Hukum, News55 Dilihat

PALEMBANG — Polda Sumatera Selatan kembali menegaskan komitmennya dalam memberantas peredaran gelap narkotika melalui pengungkapan jaringan bandar narkoba multijenis di wilayah Kabupaten Ogan Komering Ilir.

Melalui Direktorat Reserse Narkoba (Ditresnarkoba), pengungkapan ini dilakukan dalam operasi penyamaran (undercover buy) yang dilaksanakan di Dusun III, Desa Serdang Menang, Kecamatan Sirah Pulau Padang, pada Rabu, 8 April 2026.

Dalam operasi tersebut, personel Unit 4 Subdit I Ditresnarkoba berhasil mengamankan tersangka berinisial Z (58), yang diduga kuat berperan sebagai bandar narkotika skala besar di wilayah tersebut. Penangkapan ini merupakan tindak lanjut dari laporan masyarakat yang kemudian dikembangkan melalui penyelidikan intensif.

Barang bukti yang berhasil disita tergolong signifikan, meliputi dua bungkus plastik klip transparan berisi narkotika jenis sabu dengan total berat bruto 181,85 gram. Selain itu, petugas juga mengamankan 285 butir pil ekstasi dari berbagai varian serta 28 paket serbuk ekstasi dengan berat bruto 15,75 gram.

Direktur Reserse Narkoba Polda Sumatera Selatan Yulian Perdana menegaskan bahwa pengungkapan ini merupakan bagian dari langkah tegas institusi dalam membersihkan jaringan narkotika di wilayah Sumatera Selatan.

“Keberhasilan ini menunjukkan bahwa kami tidak akan memberi ruang bagi jaringan narkoba.
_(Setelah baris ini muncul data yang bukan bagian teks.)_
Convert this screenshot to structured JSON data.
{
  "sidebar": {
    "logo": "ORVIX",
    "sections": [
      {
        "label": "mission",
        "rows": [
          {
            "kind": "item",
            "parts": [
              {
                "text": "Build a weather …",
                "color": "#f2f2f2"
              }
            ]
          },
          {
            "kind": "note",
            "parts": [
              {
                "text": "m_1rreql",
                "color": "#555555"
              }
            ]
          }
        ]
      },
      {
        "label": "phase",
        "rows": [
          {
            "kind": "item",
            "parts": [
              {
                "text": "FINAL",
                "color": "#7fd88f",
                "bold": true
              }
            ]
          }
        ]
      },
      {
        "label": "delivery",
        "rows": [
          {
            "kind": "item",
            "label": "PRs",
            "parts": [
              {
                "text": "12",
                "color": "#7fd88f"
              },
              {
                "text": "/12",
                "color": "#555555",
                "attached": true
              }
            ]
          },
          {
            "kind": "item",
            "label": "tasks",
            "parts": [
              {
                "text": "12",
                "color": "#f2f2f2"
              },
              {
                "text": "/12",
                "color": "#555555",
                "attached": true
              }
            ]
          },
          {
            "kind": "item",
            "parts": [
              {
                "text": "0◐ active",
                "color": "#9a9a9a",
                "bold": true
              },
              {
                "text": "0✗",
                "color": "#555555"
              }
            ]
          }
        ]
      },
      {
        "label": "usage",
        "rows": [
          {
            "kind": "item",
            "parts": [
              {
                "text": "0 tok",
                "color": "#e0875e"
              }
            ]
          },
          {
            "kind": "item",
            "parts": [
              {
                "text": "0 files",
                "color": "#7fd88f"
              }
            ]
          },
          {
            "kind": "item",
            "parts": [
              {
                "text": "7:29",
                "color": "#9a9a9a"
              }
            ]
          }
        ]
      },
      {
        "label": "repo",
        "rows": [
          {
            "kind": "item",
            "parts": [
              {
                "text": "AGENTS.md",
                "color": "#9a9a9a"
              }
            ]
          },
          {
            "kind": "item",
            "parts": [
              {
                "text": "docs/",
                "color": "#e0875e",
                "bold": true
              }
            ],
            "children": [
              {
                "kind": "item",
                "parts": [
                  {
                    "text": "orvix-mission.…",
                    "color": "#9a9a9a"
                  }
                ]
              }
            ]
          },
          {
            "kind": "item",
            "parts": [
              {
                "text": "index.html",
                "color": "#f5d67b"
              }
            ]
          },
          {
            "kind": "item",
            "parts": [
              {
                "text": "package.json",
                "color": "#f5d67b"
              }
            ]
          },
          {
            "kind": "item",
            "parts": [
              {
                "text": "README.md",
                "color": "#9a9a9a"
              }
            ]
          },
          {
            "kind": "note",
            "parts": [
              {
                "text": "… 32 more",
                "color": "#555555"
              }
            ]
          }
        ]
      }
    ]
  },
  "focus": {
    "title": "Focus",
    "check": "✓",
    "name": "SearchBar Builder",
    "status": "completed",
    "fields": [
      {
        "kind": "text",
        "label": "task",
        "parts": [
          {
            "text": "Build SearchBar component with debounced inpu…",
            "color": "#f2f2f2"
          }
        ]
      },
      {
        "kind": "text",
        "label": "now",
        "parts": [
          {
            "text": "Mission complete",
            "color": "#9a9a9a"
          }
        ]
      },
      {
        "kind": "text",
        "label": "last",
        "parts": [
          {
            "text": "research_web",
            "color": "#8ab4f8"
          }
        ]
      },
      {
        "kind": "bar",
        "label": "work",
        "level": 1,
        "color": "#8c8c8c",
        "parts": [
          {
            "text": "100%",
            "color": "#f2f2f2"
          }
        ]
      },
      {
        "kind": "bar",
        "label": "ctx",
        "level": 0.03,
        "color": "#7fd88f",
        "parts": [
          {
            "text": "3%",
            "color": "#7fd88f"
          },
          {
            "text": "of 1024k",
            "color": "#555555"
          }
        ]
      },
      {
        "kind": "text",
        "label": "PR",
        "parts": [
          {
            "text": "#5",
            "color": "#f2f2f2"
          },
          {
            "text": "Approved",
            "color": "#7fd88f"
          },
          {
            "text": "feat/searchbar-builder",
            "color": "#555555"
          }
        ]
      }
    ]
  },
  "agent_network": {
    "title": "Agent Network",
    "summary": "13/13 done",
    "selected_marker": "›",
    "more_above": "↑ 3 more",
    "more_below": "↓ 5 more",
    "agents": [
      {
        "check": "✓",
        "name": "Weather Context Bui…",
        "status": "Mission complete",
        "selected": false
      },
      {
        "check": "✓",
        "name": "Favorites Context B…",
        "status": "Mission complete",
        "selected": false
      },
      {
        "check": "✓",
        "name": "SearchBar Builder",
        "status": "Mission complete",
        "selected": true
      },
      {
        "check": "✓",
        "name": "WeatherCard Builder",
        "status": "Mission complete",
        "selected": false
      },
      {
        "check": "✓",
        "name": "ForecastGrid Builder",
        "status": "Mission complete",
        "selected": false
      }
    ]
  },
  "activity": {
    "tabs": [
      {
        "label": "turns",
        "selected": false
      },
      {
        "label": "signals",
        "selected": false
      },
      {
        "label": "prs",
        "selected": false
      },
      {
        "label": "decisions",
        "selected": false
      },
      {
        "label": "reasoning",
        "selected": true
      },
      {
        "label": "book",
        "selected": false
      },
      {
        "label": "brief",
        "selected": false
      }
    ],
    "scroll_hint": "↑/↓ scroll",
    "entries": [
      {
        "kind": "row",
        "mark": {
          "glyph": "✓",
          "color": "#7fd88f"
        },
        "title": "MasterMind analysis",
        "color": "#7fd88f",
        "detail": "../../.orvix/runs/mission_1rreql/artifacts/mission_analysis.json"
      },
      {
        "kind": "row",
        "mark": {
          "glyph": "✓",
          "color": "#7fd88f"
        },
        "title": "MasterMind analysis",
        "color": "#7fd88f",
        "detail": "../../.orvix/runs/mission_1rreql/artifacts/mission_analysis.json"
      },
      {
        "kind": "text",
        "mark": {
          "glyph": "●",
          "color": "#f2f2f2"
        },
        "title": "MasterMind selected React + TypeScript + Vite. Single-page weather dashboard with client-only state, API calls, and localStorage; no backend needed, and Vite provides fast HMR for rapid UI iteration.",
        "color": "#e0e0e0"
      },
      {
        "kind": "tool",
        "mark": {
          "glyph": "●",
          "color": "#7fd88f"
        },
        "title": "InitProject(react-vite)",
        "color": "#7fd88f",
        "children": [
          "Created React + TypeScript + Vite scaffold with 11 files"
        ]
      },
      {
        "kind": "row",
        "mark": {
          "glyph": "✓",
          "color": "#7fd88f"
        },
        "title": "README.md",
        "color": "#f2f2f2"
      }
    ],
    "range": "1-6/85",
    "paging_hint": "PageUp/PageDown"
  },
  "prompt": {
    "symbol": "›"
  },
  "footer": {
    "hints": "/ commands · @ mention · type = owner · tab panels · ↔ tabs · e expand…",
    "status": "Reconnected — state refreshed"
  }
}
Operasi dilakukan secara terukur untuk memastikan tersangka diamankan bersama seluruh barang bukti. Pengembangan terhadap jaringan di atasnya terus kami lakukan,” tegasnya.

Atas perbuatannya, tersangka dijerat Pasal 114 Ayat (2) Undang-Undang Nomor 35 Tahun 2009 tentang Narkotika jo. ketentuan dalam Undang-Undang Nomor 1 Tahun 2023 tentang KUHP sebagaimana disesuaikan melalui Undang-Undang Nomor 1 Tahun 2026 tentang Penyesuaian Pidana. Dengan jumlah barang bukti yang melebihi ambang batas, tersangka terancam pidana berat hingga hukuman mati atau penjara seumur hidup.

Kabid Humas Polda Sumatera Selatan Nandang Mu’min Wijaya menambahkan bahwa pengungkapan ini menjadi bagian dari upaya berkelanjutan dalam menjaga stabilitas keamanan dan ketertiban masyarakat (kamtibmas).

“Polda Sumatera Selatan akan terus meningkatkan intensitas operasi pemberantasan narkoba secara komprehensif. Kami mengajak masyarakat untuk terus bersinergi memberikan informasi guna memutus rantai peredaran narkotika,” ujarnya.

Pengungkapan ini sekaligus mempertegas bahwa Polda Sumatera Selatan konsisten menjalankan penegakan hukum secara profesional, tegas, dan terukur sebagai bagian dari implementasi program Presisi Polri dalam melindungi masyarakat dari bahaya narkotika.